Using gateway.recover_after_data_nodes to minimize recovery time in an Azure IAAS environment


The question is: if the number of data nodes in the cluster is < than gateway.recover_after_data_nodes, will the cluster go red and/or stop accepting writes? (I can test this, I know, but it requires a full cluster restart, which takes a loooong time.)

Context/reason for asking:

We run a cluster in Azure (IAAS). We have configured update domains in Azure and theoretically should not be impacted by their updates. However, we're finding that if the amount of time between updating VMs or VM hosts is not sufficient for reallocating/rebalancing, our cluster can go red and the recovery process can take a long time because nodes are being restarted while we're accepting writes.
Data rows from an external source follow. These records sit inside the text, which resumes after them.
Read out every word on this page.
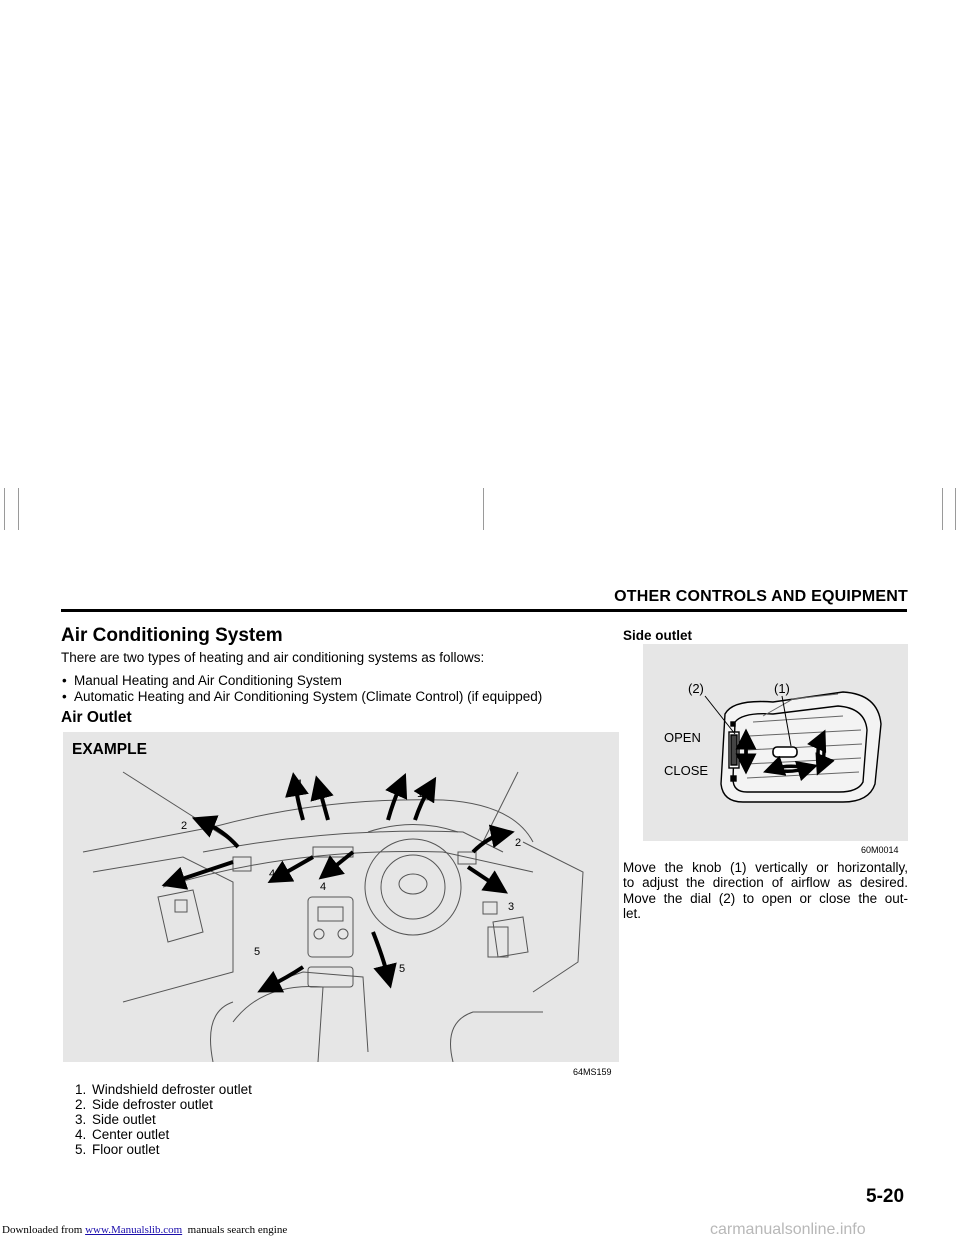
OTHER CONTROLS AND EQUIPMENT
Air Conditioning System
There are two types of heating and air conditioning systems as follows:
• Manual Heating and Air Conditioning System
• Automatic Heating and Air Conditioning System (Climate Control) (if equipped)
Air Outlet
1
1
2
2
3
3
4
4
5
5
EXAMPLE
64MS159
1. Windshield defroster outlet
2. Side defroster outlet
3. Side outlet
4. Center outlet
5. Floor outlet
Side outlet
(2)	(1)
OPEN
CLOSE
60M0014
Move the knob (1) vertically or horizontally,
to adjust the direction of airflow as desired.
Move the dial (2) to open or close the out-
let.
5-20
Downloaded from www.Manualslib.com  manuals search engine	carmanualsonline.info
We're thinking of ways to mitigate this. Currently, we have gateway.recover_after_data_nodes set to n-1 (we have 11 data nodes, so it's set to 10). We're thinking that if the cluster goes red (and/or stops accepting writes) if the number of data nodes in the cluster is < than gateway.recover_after_data_nodes set in the yml, that may reduce the recovery time. Any thoughts / input on this is appreciated.

We're also working with the Azure folks focused on elasticsearch for notification of such updates, and additional options.


This topic was automatically closed 28 days after the last reply. New replies are no longer allowed.